Runtime API#

torch_tensorrt.runtime exposes a set of context managers and utility functions for controlling TRT engine execution behavior after compilation. These APIs let you opt in to CUDA graph capture, pre-allocated output buffers, and weight streaming without recompiling the engine.


enable_cudagraphs#

Wraps a compiled torch.fx.GraphModule so that forward calls are captured and replayed as a CUDA graph. See CUDAGraphs and the Output Allocator for a full explanation of the two modes (whole-graph vs per-subgraph).

import torch_tensorrt

trt_model = torch_tensorrt.compile(model, ir="dynamo", arg_inputs=inputs)

with torch_tensorrt.runtime.enable_cudagraphs(trt_model) as cg_model:
    # First call records the graph; subsequent calls replay it
    output = cg_model(*inputs)
    output = cg_model(*inputs)  # fast replay
# CUDA graph recording is torn down on exit; trt_model is restored

Mode selection is automatic: if the model contains PyTorch fallback subgraphs, the whole graph is captured using CudaGraphsTorchTensorRTModule (whole-graph mode); if the model is pure TRT, per-subgraph CUDA graph capture is used.

Whole-graph CUDA graph capture requires fixed input shapes. If your model uses data-dependent-shape ops, use enable_output_allocator instead (incompatible with CUDA graphs).


enable_pre_allocated_outputs#

Allocates output tensors once at the start of the context and reuses them for every subsequent forward call.

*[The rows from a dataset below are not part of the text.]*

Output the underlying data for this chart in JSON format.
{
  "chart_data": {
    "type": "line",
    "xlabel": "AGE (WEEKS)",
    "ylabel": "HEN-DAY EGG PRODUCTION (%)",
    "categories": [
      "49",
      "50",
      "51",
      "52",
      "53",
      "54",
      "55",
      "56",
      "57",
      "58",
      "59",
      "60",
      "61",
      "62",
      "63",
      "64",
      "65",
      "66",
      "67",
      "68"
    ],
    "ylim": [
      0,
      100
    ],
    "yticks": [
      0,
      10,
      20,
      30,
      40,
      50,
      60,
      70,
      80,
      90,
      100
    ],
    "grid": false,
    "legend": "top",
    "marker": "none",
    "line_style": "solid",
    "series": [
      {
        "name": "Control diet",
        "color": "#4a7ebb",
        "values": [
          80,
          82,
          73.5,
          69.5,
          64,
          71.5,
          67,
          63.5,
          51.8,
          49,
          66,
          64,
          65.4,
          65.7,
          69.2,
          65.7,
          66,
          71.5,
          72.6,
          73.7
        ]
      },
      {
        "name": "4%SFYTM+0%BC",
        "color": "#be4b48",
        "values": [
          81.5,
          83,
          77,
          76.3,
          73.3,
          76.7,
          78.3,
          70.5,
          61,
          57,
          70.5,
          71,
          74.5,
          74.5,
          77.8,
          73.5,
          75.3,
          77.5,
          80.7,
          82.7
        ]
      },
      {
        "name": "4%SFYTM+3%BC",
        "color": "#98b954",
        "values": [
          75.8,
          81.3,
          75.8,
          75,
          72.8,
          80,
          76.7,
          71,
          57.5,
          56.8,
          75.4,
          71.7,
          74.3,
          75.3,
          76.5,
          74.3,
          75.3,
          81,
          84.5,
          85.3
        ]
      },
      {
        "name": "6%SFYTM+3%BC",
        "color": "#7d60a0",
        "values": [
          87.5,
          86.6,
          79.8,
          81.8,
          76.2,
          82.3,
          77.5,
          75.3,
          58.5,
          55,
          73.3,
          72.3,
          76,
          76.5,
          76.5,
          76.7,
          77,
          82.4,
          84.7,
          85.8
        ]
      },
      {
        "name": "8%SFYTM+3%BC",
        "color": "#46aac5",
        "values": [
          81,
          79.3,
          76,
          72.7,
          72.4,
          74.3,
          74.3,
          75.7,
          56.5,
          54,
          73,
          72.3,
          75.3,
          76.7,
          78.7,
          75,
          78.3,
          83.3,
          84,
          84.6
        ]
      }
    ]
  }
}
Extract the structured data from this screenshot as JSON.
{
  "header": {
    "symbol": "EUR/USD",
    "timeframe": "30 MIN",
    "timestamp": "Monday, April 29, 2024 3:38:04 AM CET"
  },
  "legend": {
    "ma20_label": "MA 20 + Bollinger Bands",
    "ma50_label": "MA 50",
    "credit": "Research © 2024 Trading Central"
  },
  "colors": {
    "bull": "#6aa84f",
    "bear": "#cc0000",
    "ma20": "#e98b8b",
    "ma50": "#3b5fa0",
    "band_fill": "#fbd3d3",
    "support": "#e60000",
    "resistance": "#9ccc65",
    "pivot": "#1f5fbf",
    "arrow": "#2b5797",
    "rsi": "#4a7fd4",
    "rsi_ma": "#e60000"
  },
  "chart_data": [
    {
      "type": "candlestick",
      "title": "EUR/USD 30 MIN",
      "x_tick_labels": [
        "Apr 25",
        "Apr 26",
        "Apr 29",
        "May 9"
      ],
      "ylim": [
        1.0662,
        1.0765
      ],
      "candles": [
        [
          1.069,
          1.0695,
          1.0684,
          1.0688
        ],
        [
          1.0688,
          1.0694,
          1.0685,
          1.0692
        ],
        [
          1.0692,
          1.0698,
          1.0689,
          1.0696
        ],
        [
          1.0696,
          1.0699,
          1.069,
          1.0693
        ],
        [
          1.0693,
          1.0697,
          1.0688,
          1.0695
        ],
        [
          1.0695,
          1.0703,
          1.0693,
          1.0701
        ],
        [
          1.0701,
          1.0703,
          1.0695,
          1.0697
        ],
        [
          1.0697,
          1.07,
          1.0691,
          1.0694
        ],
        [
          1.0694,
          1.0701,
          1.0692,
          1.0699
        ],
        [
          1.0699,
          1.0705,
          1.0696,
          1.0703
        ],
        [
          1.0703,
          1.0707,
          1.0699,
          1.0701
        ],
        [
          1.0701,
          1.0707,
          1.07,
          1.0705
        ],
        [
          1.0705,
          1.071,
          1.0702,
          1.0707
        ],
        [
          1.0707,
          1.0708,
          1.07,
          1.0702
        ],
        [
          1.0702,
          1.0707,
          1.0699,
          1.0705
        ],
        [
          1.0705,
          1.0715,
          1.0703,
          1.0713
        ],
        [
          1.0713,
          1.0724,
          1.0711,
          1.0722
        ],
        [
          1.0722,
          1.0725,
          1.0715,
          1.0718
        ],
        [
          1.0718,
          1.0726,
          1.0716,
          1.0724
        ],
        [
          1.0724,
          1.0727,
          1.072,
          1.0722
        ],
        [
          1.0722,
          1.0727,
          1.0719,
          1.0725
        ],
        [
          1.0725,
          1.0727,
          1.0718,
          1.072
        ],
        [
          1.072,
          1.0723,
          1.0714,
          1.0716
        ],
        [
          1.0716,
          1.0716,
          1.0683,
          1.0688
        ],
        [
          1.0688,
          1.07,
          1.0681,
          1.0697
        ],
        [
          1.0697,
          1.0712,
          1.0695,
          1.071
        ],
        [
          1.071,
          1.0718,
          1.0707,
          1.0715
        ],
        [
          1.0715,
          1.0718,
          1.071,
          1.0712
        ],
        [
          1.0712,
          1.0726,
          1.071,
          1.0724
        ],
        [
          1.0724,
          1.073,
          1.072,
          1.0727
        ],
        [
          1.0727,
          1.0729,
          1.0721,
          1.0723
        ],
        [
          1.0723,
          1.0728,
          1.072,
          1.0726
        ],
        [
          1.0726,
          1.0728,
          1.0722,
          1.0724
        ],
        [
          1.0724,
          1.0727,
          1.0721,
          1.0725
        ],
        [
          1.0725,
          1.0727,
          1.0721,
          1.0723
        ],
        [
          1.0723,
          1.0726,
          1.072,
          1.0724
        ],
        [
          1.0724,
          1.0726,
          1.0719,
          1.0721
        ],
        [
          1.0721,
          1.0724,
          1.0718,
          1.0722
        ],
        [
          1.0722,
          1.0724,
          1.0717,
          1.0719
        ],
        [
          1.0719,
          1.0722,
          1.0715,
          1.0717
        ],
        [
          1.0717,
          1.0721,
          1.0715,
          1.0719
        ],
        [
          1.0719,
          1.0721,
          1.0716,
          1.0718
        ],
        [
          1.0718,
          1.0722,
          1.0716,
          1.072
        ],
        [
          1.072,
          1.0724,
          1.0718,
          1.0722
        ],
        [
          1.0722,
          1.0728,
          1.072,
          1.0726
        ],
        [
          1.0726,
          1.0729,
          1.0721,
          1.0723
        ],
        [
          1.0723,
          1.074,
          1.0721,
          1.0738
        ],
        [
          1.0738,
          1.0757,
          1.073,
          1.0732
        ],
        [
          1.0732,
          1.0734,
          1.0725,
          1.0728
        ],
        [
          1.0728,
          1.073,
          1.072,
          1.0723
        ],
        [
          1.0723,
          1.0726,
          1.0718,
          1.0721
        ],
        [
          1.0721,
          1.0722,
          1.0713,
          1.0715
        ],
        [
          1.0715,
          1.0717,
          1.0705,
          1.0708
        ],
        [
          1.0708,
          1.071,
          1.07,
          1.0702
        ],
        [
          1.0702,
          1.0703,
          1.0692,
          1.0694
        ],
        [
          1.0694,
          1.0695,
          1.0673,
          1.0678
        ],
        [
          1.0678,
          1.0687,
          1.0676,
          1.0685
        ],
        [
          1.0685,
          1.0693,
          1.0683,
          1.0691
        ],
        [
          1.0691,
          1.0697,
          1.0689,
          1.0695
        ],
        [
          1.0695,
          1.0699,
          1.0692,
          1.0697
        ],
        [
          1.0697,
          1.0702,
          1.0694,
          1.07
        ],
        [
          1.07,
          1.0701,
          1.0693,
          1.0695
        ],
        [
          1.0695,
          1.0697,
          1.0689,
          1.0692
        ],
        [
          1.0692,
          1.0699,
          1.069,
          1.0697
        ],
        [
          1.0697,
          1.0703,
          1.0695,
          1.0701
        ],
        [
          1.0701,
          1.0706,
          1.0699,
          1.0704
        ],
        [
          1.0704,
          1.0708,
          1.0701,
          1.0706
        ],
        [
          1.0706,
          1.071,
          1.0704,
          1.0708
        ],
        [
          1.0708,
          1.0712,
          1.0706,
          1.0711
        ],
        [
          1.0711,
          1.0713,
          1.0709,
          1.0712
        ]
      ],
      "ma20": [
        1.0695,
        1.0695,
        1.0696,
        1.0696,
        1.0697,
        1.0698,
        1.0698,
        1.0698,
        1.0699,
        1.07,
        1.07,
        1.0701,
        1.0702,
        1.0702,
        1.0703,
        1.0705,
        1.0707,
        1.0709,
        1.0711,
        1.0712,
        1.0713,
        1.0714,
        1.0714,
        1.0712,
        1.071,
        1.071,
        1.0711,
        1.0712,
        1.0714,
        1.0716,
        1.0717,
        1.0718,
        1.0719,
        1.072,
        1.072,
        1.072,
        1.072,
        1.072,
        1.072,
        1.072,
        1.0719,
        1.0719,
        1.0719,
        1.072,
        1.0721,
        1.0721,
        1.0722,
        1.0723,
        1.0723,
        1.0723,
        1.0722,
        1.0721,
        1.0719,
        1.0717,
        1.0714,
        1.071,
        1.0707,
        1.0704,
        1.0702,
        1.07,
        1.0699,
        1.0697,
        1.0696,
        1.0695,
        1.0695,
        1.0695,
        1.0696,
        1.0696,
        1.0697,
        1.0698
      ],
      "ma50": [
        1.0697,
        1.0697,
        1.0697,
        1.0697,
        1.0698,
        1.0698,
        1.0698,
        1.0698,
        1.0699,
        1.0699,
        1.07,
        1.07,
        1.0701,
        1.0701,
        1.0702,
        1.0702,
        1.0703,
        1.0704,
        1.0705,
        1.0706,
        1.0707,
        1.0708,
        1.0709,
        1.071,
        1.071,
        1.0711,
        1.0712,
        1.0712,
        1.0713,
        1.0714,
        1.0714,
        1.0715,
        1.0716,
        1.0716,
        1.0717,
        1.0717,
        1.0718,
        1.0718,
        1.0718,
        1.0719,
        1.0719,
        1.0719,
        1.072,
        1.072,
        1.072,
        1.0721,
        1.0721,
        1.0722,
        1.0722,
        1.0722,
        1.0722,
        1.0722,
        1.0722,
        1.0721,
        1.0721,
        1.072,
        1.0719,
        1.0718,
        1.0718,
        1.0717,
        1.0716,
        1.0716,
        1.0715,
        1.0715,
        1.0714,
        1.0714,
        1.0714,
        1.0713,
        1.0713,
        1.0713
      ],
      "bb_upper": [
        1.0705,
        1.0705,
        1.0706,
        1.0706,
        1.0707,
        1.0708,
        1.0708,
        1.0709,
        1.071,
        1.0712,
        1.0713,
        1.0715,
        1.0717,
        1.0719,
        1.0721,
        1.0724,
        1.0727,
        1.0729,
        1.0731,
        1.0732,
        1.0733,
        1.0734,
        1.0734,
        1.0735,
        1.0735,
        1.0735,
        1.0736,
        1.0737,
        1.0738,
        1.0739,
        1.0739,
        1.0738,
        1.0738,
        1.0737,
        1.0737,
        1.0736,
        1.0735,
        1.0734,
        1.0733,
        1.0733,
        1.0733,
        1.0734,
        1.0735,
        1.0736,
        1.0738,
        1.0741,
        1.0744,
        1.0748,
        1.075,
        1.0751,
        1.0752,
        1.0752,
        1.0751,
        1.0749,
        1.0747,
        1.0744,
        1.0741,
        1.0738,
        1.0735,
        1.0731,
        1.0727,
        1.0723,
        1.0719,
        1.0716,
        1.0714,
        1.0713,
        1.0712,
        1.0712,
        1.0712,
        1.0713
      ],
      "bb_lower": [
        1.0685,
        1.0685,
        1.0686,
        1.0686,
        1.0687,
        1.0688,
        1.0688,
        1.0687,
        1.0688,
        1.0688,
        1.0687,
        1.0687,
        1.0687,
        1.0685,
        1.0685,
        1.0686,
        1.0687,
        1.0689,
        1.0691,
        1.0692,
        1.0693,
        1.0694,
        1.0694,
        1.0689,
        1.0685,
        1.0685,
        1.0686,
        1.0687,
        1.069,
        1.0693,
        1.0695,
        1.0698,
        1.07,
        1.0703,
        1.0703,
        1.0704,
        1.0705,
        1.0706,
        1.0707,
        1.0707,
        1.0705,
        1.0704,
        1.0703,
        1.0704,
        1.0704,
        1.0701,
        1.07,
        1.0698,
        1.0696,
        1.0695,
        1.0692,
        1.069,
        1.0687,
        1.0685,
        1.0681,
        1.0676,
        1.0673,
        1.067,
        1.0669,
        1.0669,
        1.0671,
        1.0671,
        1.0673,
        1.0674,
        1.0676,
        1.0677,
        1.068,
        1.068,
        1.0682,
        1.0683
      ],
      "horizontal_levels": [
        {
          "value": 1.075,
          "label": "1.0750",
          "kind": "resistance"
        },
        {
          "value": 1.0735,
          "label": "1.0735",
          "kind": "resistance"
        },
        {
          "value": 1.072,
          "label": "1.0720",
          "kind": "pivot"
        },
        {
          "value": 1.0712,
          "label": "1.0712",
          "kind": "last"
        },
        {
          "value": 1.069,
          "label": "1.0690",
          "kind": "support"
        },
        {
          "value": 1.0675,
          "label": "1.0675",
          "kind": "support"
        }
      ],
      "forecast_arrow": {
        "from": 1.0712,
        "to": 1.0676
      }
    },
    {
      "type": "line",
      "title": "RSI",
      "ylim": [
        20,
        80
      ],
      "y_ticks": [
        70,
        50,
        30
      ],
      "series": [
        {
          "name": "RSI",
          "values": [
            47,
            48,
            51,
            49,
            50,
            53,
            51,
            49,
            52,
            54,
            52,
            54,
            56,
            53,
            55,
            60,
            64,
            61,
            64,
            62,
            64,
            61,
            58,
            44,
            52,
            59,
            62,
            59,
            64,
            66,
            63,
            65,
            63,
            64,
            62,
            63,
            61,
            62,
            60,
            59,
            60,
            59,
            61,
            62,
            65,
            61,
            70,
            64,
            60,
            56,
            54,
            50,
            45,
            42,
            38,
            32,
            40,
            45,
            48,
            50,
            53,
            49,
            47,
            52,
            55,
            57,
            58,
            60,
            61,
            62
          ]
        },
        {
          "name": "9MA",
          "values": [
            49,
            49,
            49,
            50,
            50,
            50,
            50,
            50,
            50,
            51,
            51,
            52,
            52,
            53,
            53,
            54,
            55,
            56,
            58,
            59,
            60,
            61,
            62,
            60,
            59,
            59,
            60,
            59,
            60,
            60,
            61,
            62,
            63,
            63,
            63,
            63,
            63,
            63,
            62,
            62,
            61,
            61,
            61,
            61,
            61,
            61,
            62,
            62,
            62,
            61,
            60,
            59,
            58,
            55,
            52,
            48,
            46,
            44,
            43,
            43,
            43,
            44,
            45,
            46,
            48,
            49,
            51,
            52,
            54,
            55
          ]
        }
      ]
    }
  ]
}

This eliminates the overhead of output buffer allocation on the critical path and is useful for latency-sensitive inference loops.

with torch_tensorrt.runtime.enable_pre_allocated_outputs(trt_model) as pre_model:
    for batch in dataloader:
        output = pre_model(batch.cuda())
        # output is valid until the next call
# Output pre-allocation is released on exit

Warning

The output tensors are overwritten in-place on each call. Copy them before the next forward pass if you need to retain the values:

with torch_tensorrt.runtime.enable_pre_allocated_outputs(trt_model) as pre_model:
    result = pre_model(*inputs).clone()  # clone before next call

enable_output_allocator#

Activates TRT’s dynamic output allocator for models with data-dependent output shapes — ops like nonzero, unique, masked_select, or nms whose output size is not known at compile time.

with torch_tensorrt.runtime.enable_output_allocator(trt_model) as dds_model:
    # Works with variable-length outputs
    indices = dds_model(mask_tensor)

On entry, use_output_allocator is enabled on each TRT submodule; on exit it is disabled and the module reverts to standard static-allocation execution.

Note

enable_output_allocator is incompatible with CUDA graphs — do not nest it inside enable_cudagraphs.


weight_streaming#

See Resource Management for a complete guide. In brief:

with torch_tensorrt.runtime.weight_streaming(trt_model) as ctx:
    # Limit GPU memory used for weights to 1 GiB
    ctx.device_budget = 1 * 1024**3
    output = trt_model(*inputs)
# Budget is restored to the original value on exit

weight_streaming requires the model to be compiled with enable_weight_streaming=True and use_explicit_typing=True.


set_cudagraphs_mode / get_cudagraphs_mode#

Low-level global CUDA graph mode control (useful for testing or profiling):

from torch_tensorrt.runtime import (
    set_cudagraphs_mode,
    get_cudagraphs_mode,
    get_whole_cudagraphs_mode,
)

# Enable per-subgraph CUDA graphs globally
set_cudagraphs_mode(True)
print(get_cudagraphs_mode())       # True
print(get_whole_cudagraphs_mode()) # False

# Enable whole-graph CUDA graphs via the context manager
with torch_tensorrt.runtime.enable_cudagraphs(trt_model) as cg_model:
    print(get_whole_cudagraphs_mode())  # True (if model has fallback subgraphs)

Prefer enable_cudagraphs over manual set_cudagraphs_mode calls — the context manager handles mode restoration on exit automatically.


set_multi_device_safe_mode#

Enables a thread-safe mode for running the same compiled TRT module on multiple CUDA devices concurrently. When enabled, the runtime serializes device context switches before each engine execution:

torch_tensorrt.runtime.set_multi_device_safe_mode(True)

# Now safe to call trt_model from multiple threads on different devices
output = trt_model(*inputs)

torch_tensorrt.runtime.set_multi_device_safe_mode(False)

This incurs a small overhead per forward call. Only enable it when genuinely running across multiple devices from the same Python process.